Jedem Ende wohnt ein Zauber inne

Software duldet keine Fesseln, fühlt sich am wohlsten im Esoterik-Gemischtwarenladen und kann viel Liebe oder Hass empfinden: Mit „Matrix Revolutions“ ist die Trilogie der Brüder Wachowski vollendet

Die Beliebigkeit und das referenzielle Spiel haben sich quasi vereindeutigt

von DIETMAR KAMMERER

Es ist vollbracht. Es hat sich ausgematrixt. Was vor sechs Jahren als düsterer Sci-Fi plus Philosophiepotenzial begann, wird jetzt mit viel Pomp und Theaterdonner dem letzten Vorhang zugeführt: „Alles, was einen Anfang hat, hat auch ein Ende“, orakelt die Werbekampagne, als ob es immer nur darum gegangen wäre, um das dicke Ausrufezeichen zum Schluss, den finalen Paukenschlag. Unschwer lässt sich darin auch der Ausruf der Erleichterung der Wachowski-Brüder und der Schauspieler heraushören, die die vergangenen Jahre vermutlich hauptsächlich damit verbracht haben, an Drahtseilen hängend halsbrecherische Aktionen vor einem Bluescreen durchzuführen und sich bei den Kampfszenen blaue Flecken zu holen.

Aber zuvor wird noch einmal richtig Dampf abgelassen. Die Killer-Maschinen sind im Anmarsch, die Bewohner von Zion, der Stadt unter der Erde, rüsten zur Endschlacht, während die Hand voll Rebellen um Neo (Keanu Reeves) die Sache in der Matrix selbst ausfechten will. An allen Ecken und Enden brennt es, und zu allem Unglück will Neo ohne gültiges Ticket U-Bahn fahren, wird seiner Aufmachung wegen aber prompt als Schwarzfahrer erkannt. Wieder gibt es jede Menge Schießereien gegen die Schwerkraft, Neo hat noch den einen oder anderen Superhelden-Trick mehr auf Lager, und das „Orakel“ (Mary Alice) darf einmal mehr milde lächelnd metaphysische Kalenderweisheiten verbreiten.

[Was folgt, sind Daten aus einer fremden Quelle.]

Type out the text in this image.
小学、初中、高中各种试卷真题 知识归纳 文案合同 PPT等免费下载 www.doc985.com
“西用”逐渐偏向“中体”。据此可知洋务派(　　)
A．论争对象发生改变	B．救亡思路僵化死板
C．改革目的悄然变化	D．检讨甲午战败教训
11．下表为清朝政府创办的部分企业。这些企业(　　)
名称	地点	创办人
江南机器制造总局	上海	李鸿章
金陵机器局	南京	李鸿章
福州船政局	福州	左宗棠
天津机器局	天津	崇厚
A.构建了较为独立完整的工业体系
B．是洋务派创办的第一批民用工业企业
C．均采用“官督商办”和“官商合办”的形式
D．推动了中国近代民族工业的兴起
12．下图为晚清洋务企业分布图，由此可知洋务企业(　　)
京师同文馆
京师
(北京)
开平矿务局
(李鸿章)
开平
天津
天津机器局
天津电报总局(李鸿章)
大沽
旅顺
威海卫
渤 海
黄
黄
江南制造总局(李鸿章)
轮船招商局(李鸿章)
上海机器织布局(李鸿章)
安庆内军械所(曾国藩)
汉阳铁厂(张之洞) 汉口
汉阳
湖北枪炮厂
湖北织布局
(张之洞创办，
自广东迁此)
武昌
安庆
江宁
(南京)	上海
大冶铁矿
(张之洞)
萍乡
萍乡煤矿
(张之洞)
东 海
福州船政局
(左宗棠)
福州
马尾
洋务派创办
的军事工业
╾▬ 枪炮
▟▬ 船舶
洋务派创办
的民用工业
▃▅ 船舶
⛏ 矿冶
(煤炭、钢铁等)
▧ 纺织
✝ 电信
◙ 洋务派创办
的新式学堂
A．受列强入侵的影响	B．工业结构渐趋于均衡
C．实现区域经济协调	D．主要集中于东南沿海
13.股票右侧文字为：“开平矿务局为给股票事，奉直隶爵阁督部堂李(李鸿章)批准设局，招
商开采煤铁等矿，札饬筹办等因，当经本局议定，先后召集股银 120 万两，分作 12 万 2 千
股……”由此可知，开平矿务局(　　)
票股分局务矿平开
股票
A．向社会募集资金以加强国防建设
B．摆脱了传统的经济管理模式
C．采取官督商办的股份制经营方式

Diskurspolitisch verließ ja schon „Reloaded“ das Philosophie-Seminar und mutierte dabei zum Esoterik-Gemischtwarenladen; in „Revolutions“ bricht sich die Melange aus New Age, Multikulti und japanischem Zeichentrick nun endgültig Bahn. Auch Programme können Liebe oder Hass empfinden, brauchen Zuwendung und, ja, den Beistand der Menschen: Weil das wild gewordene Agentenprogramm Smith (Hugo Weaving) die gesamte Matrix samt Einwohnern aufgesaugt hat, muss Neo nicht nur die Rettung der Menschheit, sondern auch die der Unabhängigkeit des Cyberspace übernehmen. Diese-Plotwendung könnte glatt aus der Feder eines Open-Source-Verfechters stammen: Software will frei sein.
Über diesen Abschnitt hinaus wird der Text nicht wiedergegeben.